The companies vented out their frustration to the Expert Group on Fuel Pricing headed by Kirit Parikh, the third panel on the issue with recommendations of previous C Rangarajan committee and B K Chaturvedi committee not fully implemented.

In separate presentations, Reliance, Essar and Royal Dutch/Shell demanded a level playing field with PSUs by either freeing petrol and diesel pricing or be given subsidy at par with state-run firms.

Freeing prices would mean a Rs 3.85 a litre increase in petrol and Rs 3.71 per litre hike in diesel rates.

IOC Chairman Sarthak Behuria favoured freeing auto fuel pricing but wanted the government to first commit upfront to meet in cash the revenue lost on selling LPG and kerosene.
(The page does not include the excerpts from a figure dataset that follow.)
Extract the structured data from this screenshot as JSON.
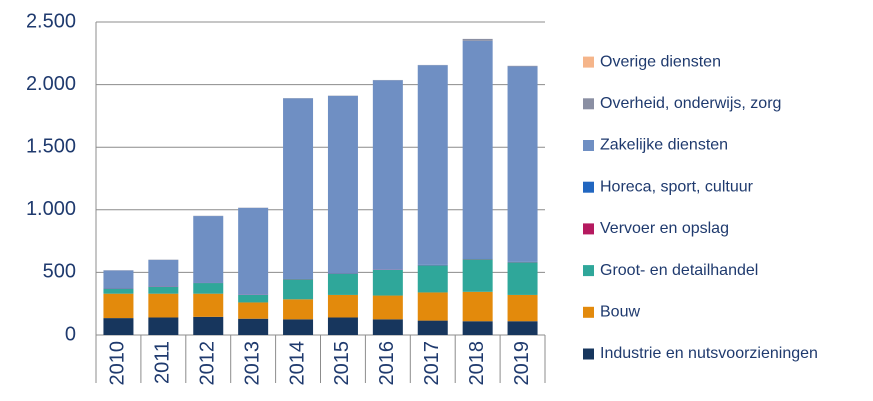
{
  "chart_data": {
    "type": "stacked_bar",
    "categories": [
      "2010",
      "2011",
      "2012",
      "2013",
      "2014",
      "2015",
      "2016",
      "2017",
      "2018",
      "2019"
    ],
    "series": [
      {
        "name": "Industrie en nutsvoorzieningen",
        "color": "#17365d",
        "values": [
          135,
          140,
          145,
          130,
          125,
          140,
          125,
          115,
          110,
          110
        ]
      },
      {
        "name": "Bouw",
        "color": "#e38a0c",
        "values": [
          195,
          190,
          185,
          130,
          160,
          180,
          190,
          225,
          235,
          210
        ]
      },
      {
        "name": "Groot- en detailhandel",
        "color": "#2fa79a",
        "values": [
          40,
          55,
          85,
          60,
          160,
          170,
          205,
          215,
          260,
          260
        ]
      },
      {
        "name": "Vervoer en opslag",
        "color": "#b5195f",
        "values": [
          2,
          2,
          2,
          2,
          2,
          2,
          2,
          2,
          2,
          2
        ]
      },
      {
        "name": "Horeca, sport, cultuur",
        "color": "#2166c0",
        "values": [
          3,
          3,
          3,
          3,
          3,
          3,
          3,
          3,
          3,
          3
        ]
      },
      {
        "name": "Zakelijke diensten",
        "color": "#6f8fc3",
        "values": [
          140,
          210,
          530,
          690,
          1440,
          1415,
          1510,
          1595,
          1740,
          1560
        ]
      },
      {
        "name": "Overheid, onderwijs, zorg",
        "color": "#8a8fa3",
        "values": [
          2,
          2,
          2,
          2,
          2,
          2,
          2,
          2,
          15,
          5
        ]
      },
      {
        "name": "Overige diensten",
        "color": "#f5b58a",
        "values": [
          0,
          0,
          0,
          0,
          0,
          0,
          0,
          0,
          0,
          0
        ]
      }
    ],
    "ylim": [
      0,
      2500
    ],
    "yticks": [
      0,
      500,
      {
        "value": 1000,
        "label": "1.000"
      },
      {
        "value": 1500,
        "label": "1.500"
      },
      {
        "value": 2000,
        "label": "2.000"
      },
      {
        "value": 2500,
        "label": "2.500"
      }
    ],
    "grid": true,
    "legend": "right"
  }
}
ONGC said it was willing to share fuel subsidies but the mechanism should be transparent wherein incremental revenues it earned beyond a pre-decided threshold can be automatically parted for the same.

Finance Secretary Ashok Chawla, who is part of the five-member panel, skipped the meet and sources said the group may take one month to give its report.

Essar said time was appropriate for complete deregulation of auto fuel prices as oil prices had stabilised in the $70-80 a barrel range and rupee appreciation against dollar.

It suggested Philippines Model where free pricing of petrol and diesel is allowed within an agreed band. Flexible duty structure come in force in case of breach of band - rates coming down if prices spike and vice-versa.

The other option could be Grid-Based Price changes where oil firms are allowed to freely price fuel if crude stays between $50 and $70 a barrel range. In case it climbs to $70-80 range, partial increase of Rs 2 a litre allowed and remaining revenue loss for all private and public met by the government.

The three private firms said oil sector was the only sector where subsidy was limited only to public sector firms, driving private competition out of business.

"If prices are not freed, private sector should also be treated at par with PSUs (and given subsidy)," Reliance said.